ISLAMABAD: A delegation from the International Monetary Fund (IMF) is scheduled to visit Pakistan on November 2 for discussions regarding the initial assessment of the country’s $3 billion standby arrangement (SBA).
The Finance Ministry of Pakistan has initiated preparations for the upcoming talks with the global lending institution.
IMF’s resident representative, Esther Perez Ruiz, confirmed this development. Pakistan, currently under a caretaker administration, is focused on economic recovery following the IMF’s approval of its loan program in July of this year.
This loan program played a crucial role in averting a sovereign debt default, with Pakistan receiving the initial $1.2 billion tranche shortly after approval.
Esther Perez Ruiz mentioned, “An International Monetary Fund team led by Mr. Nathan Porter will embark on a mission to Pakistan starting on November 2 for the first review under the current Stand-By Arrangement.”
Concurrently, the Finance Secretary has called for a vital meeting involving all ministries, divisions, and departments to receive updates on structural benchmarks, indicative criteria, and performance criteria agreed upon with the IMF for the end of September 2023.

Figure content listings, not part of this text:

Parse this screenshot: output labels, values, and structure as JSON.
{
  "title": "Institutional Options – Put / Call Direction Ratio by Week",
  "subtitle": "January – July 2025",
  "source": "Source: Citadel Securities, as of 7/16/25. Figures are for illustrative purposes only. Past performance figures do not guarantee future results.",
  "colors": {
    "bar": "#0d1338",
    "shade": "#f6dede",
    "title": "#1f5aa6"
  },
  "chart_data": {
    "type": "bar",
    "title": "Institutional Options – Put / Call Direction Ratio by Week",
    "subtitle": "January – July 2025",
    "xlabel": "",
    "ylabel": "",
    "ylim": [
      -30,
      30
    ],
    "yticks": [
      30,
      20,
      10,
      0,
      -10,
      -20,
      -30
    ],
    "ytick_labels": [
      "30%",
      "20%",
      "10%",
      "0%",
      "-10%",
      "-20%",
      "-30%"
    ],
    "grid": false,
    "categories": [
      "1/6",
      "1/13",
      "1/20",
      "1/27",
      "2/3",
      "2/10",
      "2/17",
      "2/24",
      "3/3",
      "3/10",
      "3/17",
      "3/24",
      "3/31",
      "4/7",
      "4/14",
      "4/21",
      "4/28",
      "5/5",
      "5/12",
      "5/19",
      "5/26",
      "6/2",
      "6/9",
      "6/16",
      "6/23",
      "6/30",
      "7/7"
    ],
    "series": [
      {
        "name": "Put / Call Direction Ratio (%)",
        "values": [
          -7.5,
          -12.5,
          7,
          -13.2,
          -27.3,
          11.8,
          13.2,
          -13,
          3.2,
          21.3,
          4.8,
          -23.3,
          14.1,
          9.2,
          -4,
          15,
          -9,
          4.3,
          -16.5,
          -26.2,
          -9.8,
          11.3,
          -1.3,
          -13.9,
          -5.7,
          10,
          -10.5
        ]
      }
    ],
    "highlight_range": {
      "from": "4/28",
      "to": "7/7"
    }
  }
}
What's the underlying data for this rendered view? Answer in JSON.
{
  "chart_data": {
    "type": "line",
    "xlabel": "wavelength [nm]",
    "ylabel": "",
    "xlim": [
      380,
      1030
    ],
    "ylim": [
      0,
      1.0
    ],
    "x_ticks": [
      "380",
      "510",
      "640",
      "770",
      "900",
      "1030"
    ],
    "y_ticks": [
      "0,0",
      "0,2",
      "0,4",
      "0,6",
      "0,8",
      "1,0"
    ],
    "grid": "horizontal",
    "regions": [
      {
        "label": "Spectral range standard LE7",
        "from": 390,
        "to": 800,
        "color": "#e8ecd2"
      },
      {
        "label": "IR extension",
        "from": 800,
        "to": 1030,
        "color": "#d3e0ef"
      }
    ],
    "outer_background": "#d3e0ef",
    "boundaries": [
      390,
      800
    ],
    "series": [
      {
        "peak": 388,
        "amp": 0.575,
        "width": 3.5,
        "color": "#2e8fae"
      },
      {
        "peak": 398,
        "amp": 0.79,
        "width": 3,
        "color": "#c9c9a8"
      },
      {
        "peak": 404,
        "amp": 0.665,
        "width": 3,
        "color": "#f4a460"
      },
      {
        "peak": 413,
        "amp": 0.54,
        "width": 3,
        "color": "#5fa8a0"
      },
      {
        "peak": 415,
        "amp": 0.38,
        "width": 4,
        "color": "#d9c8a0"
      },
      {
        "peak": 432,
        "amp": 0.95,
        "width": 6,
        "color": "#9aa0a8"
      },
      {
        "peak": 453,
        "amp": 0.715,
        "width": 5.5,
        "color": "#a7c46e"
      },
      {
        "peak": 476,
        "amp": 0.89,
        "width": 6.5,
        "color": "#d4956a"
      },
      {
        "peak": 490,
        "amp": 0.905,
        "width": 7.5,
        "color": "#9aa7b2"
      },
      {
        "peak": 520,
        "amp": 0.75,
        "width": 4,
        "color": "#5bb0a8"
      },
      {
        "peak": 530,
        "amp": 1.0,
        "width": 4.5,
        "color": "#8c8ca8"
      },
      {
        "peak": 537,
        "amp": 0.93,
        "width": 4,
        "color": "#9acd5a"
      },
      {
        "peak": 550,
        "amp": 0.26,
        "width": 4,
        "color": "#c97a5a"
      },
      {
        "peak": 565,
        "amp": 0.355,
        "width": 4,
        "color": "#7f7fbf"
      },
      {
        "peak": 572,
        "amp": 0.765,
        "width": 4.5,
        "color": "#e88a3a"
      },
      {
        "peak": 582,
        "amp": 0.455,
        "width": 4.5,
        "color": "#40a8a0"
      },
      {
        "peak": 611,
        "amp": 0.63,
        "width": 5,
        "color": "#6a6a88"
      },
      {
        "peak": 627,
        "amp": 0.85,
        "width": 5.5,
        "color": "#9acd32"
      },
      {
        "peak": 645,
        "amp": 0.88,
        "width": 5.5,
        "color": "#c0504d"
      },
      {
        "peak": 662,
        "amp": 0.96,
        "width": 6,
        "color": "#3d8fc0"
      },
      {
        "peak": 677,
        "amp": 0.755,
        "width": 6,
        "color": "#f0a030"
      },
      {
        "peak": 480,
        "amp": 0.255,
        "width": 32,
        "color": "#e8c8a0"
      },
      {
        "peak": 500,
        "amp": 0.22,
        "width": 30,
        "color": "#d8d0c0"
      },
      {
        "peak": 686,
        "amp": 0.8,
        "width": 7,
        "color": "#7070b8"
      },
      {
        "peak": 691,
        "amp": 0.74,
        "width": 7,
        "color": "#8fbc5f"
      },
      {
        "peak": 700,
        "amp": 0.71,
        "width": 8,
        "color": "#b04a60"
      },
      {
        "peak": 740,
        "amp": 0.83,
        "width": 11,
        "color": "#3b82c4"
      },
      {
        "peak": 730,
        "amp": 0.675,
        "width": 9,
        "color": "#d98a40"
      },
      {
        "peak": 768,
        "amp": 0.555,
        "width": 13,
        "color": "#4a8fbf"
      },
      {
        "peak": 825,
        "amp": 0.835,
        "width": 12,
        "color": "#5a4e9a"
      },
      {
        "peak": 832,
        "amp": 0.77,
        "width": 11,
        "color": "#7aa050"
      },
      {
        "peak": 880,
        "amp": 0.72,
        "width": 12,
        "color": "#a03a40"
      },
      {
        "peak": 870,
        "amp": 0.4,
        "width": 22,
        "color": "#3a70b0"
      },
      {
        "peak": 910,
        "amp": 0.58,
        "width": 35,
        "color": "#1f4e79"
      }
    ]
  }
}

The Finance Ministry has implemented extensive measures to meet the budget deficit target set in agreement with the lender. Provinces were cautioned to reduce their expenditures, and recent provisional estimates indicate notable progress in this regard, particularly in Punjab and Sindh.
An additional challenge in managing the overall fiscal deficit is the growing debt servicing requirements, expected to exceed Rs8.3 trillion and reach Rs8.5 trillion in the current fiscal year 2023–24. This deviation from the initial target of Rs7.3 trillion is primarily due to the elevated policy rate set by the central bank.